Watery particles congealed into white or transparent crystals or flakes in the air, and falling to the earth, exhibiting a great variety of very beautiful and perfect forms. Note: Snow is often used to form compounds, most of which are of obvious meaning; as, snow-capped, snow-clad, snow-cold, snow-crowned, snow-crust, snow-fed, snow-haired, snowlike, snow-mantled, snow-nodding, snow-wrought, and the like.
2.
Fig.: Something white like snow, as the white color (argent) in heraldry; something which falls in, or as in, flakes. "The field of snow with eagle of black therein."
Red snow. See under Red.
Snow bunting. (Zool.) See Snowbird, 1.
Snow cock (Zool.), the snow pheasant.
Snow flea (Zool.), a small black leaping poduran (Achorutes nivicola) often found in winter on the snow in vast numbers.
Snow flood, a flood from melted snow.
Snow flower (Bot.), the fringe tree.
Snow fly, or Snow insect (Zool.), any one of several species of neuropterous insects of the genus Boreus. The male has rudimentary wings; the female is wingless. These insects sometimes appear creeping and leaping on the snow in great numbers.
Snow gnat (Zool.), any wingless dipterous insect of the genus Chionea found running on snow in winter.
Snow goose (Zool.), any one of several species of arctic geese of the genus Chen. The common snow goose (Chen hyperborea), common in the Western United States in winter, is white, with the tips of the wings black and legs and bill red.
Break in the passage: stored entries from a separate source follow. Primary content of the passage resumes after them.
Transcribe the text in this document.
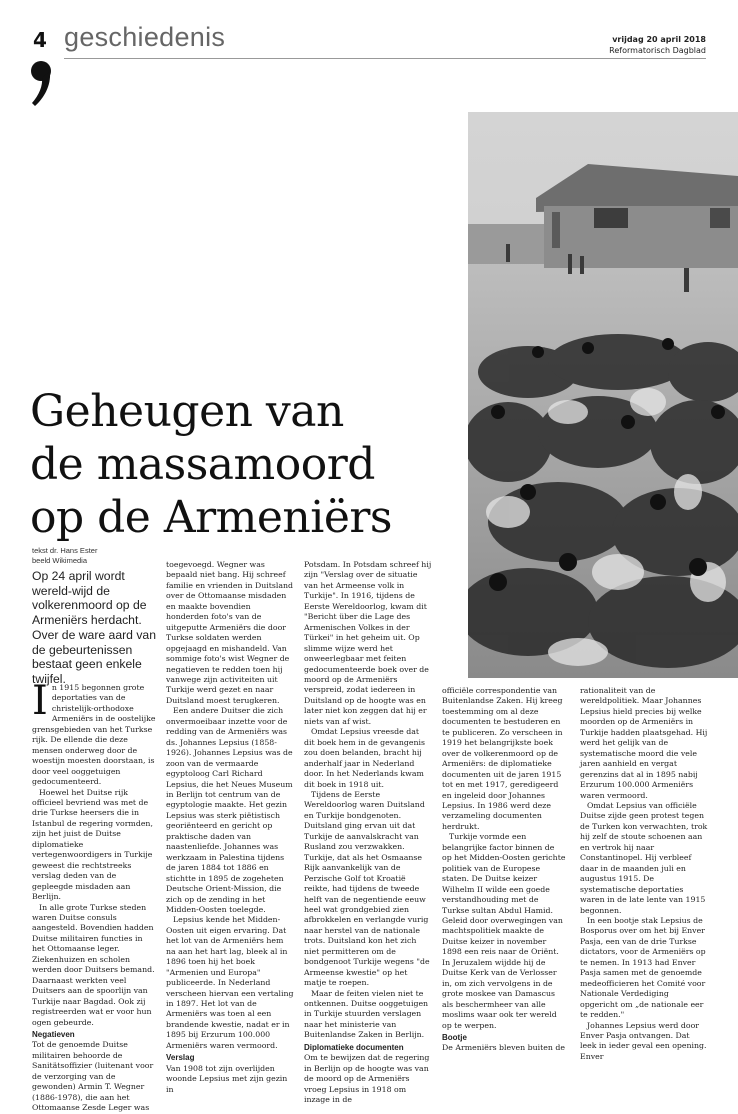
4 geschiedenis	vrijdag 20 april 2018
Reformatorisch Dagblad
Geheugen van
de massamoord
op de Armeniërs
tekst dr. Hans Ester
beeld Wikimedia
Op 24 april wordt wereld-wijd de volkerenmoord op de Armeniërs herdacht. Over de ware aard van de gebeurtenissen bestaat geen enkele twijfel.

In 1915 begonnen grote deportaties van de christelijk-orthodoxe Armeniërs in de oostelijke grensgebieden van het Turkse rijk. De ellende die deze mensen onderweg door de woestijn moesten doorstaan, is door veel ooggetuigen gedocumenteerd.

Hoewel het Duitse rijk officieel bevriend was met de drie Turkse heersers die in Istanbul de regering vormden, zijn het juist de Duitse diplomatieke vertegenwoordigers in Turkije geweest die rechtstreeks verslag deden van de gepleegde misdaden aan Berlijn.

In alle grote Turkse steden waren Duitse consuls aangesteld. Bovendien hadden Duitse militairen functies in het Ottomaanse leger. Ziekenhuizen en scholen werden door Duitsers bemand. Daarnaast werkten veel Duitsers aan de spoorlijn van Turkije naar Bagdad. Ook zij registreerden wat er voor hun ogen gebeurde.

Negatieven

Tot de genoemde Duitse militairen behoorde de Sanitätsoffizier (luitenant voor de verzorging van de gewonden) Armin T. Wegner (1886-1978), die aan het Ottomaanse Zesde Leger was

toegevoegd. Wegner was bepaald niet bang. Hij schreef familie en vrienden in Duitsland over de Ottomaanse misdaden en maakte bovendien honderden foto's van de uitgeputte Armeniërs die door Turkse soldaten werden opgejaagd en mishandeld. Van sommige foto's wist Wegner de negatieven te redden toen hij vanwege zijn activiteiten uit Turkije werd gezet en naar Duitsland moest terugkeren.

Een andere Duitser die zich onvermoeibaar inzette voor de redding van de Armeniërs was ds. Johannes Lepsius (1858-1926). Johannes Lepsius was de zoon van de vermaarde egyptoloog Carl Richard Lepsius, die het Neues Museum in Berlijn tot centrum van de egyptologie maakte. Het gezin Lepsius was sterk piëtistisch georiënteerd en gericht op praktische daden van naastenliefde. Johannes was werkzaam in Palestina tijdens de jaren 1884 tot 1886 en stichtte in 1895 de zogeheten Deutsche Orient-Mission, die zich op de zending in het Midden-Oosten toelegde.

Lepsius kende het Midden-Oosten uit eigen ervaring. Dat het lot van de Armeniërs hem na aan het hart lag, bleek al in 1896 toen hij het boek "Armenien und Europa" publiceerde. In Nederland verscheen hiervan een vertaling in 1897. Het lot van de Armeniërs was toen al een brandende kwestie, nadat er in 1895 bij Erzurum 100.000 Armeniërs waren vermoord.

Verslag

Van 1908 tot zijn overlijden woonde Lepsius met zijn gezin in

Potsdam. In Potsdam schreef hij zijn "Verslag over de situatie van het Armeense volk in Turkije". In 1916, tijdens de Eerste Wereldoorlog, kwam dit "Bericht über die Lage des Armenischen Volkes in der Türkei" in het geheim uit. Op slimme wijze werd het onweerlegbaar met feiten gedocumenteerde boek over de moord op de Armeniërs verspreid, zodat iedereen in Duitsland op de hoogte was en later niet kon zeggen dat hij er niets van af wist.

Omdat Lepsius vreesde dat dit boek hem in de gevangenis zou doen belanden, bracht hij anderhalf jaar in Nederland door. In het Nederlands kwam dit boek in 1918 uit.

Tijdens de Eerste Wereldoorlog waren Duitsland en Turkije bondgenoten. Duitsland ging ervan uit dat Turkije de aanvalskracht van Rusland zou verzwakken. Turkije, dat als het Osmaanse Rijk aanvankelijk van de Perzische Golf tot Kroatië reikte, had tijdens de tweede helft van de negentiende eeuw heel wat grondgebied zien afbrokkelen en verlangde vurig naar herstel van de nationale trots. Duitsland kon het zich niet permitteren om de bondgenoot Turkije wegens "de Armeense kwestie" op het matje te roepen.

Maar de feiten vielen niet te ontkennen. Duitse ooggetuigen in Turkije stuurden verslagen naar het ministerie van Buitenlandse Zaken in Berlijn.

Diplomatieke documenten

Om te bewijzen dat de regering in Berlijn op de hoogte was van de moord op de Armeniërs vroeg Lepsius in 1918 om inzage in de

officiële correspondentie van Buitenlandse Zaken. Hij kreeg toestemming om al deze documenten te bestuderen en te publiceren. Zo verscheen in 1919 het belangrijkste boek over de volkerenmoord op de Armeniërs: de diplomatieke documenten uit de jaren 1915 tot en met 1917, geredigeerd en ingeleid door Johannes Lepsius. In 1986 werd deze verzameling documenten herdrukt.

Turkije vormde een belangrijke factor binnen de op het Midden-Oosten gerichte politiek van de Europese staten. De Duitse keizer Wilhelm II wilde een goede verstandhouding met de Turkse sultan Abdul Hamid. Geleid door overwegingen van machtspolitiek maakte de Duitse keizer in november 1898 een reis naar de Oriënt. In Jeruzalem wijdde hij de Duitse Kerk van de Verlosser in, om zich vervolgens in de grote moskee van Damascus als beschermheer van alle moslims waar ook ter wereld op te werpen.

Bootje

De Armeniërs bleven buiten de

rationaliteit van de wereldpolitiek. Maar Johannes Lepsius hield precies bij welke moorden op de Armeniërs in Turkije hadden plaatsgehad. Hij werd het gelijk van de systematische moord die vele jaren aanhield en vergat gerenzins dat al in 1895 nabij Erzurum 100.000 Armeniërs waren vermoord.

Omdat Lepsius van officiële Duitse zijde geen protest tegen de Turken kon verwachten, trok hij zelf de stoute schoenen aan en vertrok hij naar Constantinopel. Hij verbleef daar in de maanden juli en augustus 1915. De systematische deportaties waren in de late lente van 1915 begonnen.

In een bootje stak Lepsius de Bosporus over om het bij Enver Pasja, een van de drie Turkse dictators, voor de Armeniërs op te nemen. In 1913 had Enver Pasja samen met de genoemde medeofficieren het Comité voor Nationale Verdediging opgericht om „de nationale eer te redden."

Johannes Lepsius werd door Enver Pasja ontvangen. Dat leek in ieder geval een opening. Enver
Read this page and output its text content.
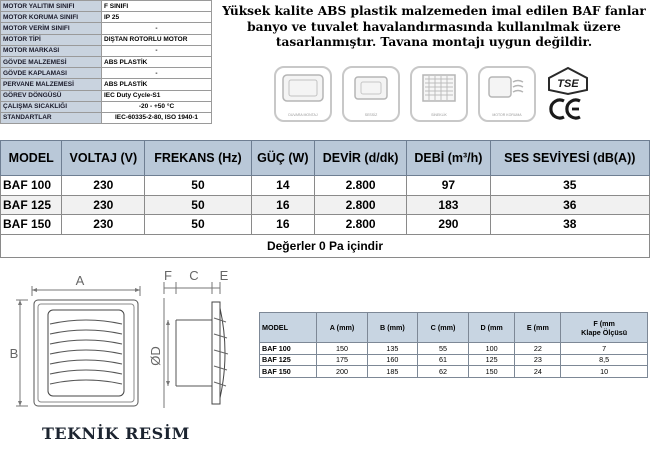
MOTOR YALITIM SINIFI	F SINIFI
MOTOR KORUMA SINIFI	IP 25
MOTOR VERİM SINIFI	-
MOTOR TİPİ	DIŞTAN ROTORLU MOTOR
MOTOR MARKASI	-
GÖVDE MALZEMESİ	ABS PLASTİK
GÖVDE KAPLAMASI	-
PERVANE MALZEMESİ	ABS PLASTİK
GÖREV DÖNGÜSÜ	IEC Duty Cycle-S1
ÇALIŞMA SICAKLIĞI	-20 - +50 °C
STANDARTLAR	IEC-60335-2-80, ISO 1940-1
Yüksek kalite ABS plastik malzemeden imal edilen BAF fanlar banyo ve tuvalet havalandırmasında kullanılmak üzere tasarlanmıştır. Tavana montajı uygun değildir.
DUVARA MONTAJ	SESSİZ	SİNEKLİK	MOTOR KORUMA
TSE
MODEL	VOLTAJ (V)	FREKANS (Hz)	GÜÇ (W)	DEVİR (d/dk)	DEBİ (m³/h)	SES SEVİYESİ (dB(A))
BAF 100	230	50	14	2.800	97	35
BAF 125	230	50	16	2.800	183	36
BAF 150	230	50	16	2.800	290	38
Değerler 0 Pa içindir						
A
B
F C E
ØD
TEKNİK RESİM
MODEL	A (mm)	B (mm)	C (mm)	D (mm	E (mm	F (mm
Klape Ölçüsü

BAF 100	150	135	55	100	22	7
BAF 125	175	160	61	125	23	8,5
BAF 150	200	185	62	150	24	10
Called also white brant, wavey, and Texas goose. The blue, or blue-winged, snow goose (Chen coerulescens) is varied with grayish brown and bluish gray, with the wing quills black and the head and upper part of the neck white. Called also white head, white-headed goose, and bald brant.
Snow leopard (Zool.), the ounce.
Snow line, lowest limit of perpetual snow. In the Alps this is at an altitude of 9,000 feet, in the Andes, at the equator, 16,000 feet.
Snow mouse (Zool.), a European vole (Arvicola nivalis) which inhabits the Alps and other high mountains.
Snow pheasant (Zool.), any one of several species of large, handsome gallinaceous birds of the genus Tetraogallus, native of the lofty mountains of Asia. The Himalayn snow pheasant (Tetraogallus Himalayensis) in the best-known species. Called also snow cock, and snow chukor.
Snow partridge. (Zool.) See under Partridge.
Snow pigeon (Zool.), a pigeon (Columba leuconota) native of the Himalaya mountains. Its back, neck, and rump are white, the top of the head and the ear coverts are black.
Snow plant (Bot.), a fleshy parasitic herb (Sarcodes sanguinea) growing in the coniferous forests of California. It is all of a bright red color, and is fabled to grow from the snow, through which it sometimes shoots up.



verb
Snow  v. t.  To scatter like snow; to cover with, or as with, snow.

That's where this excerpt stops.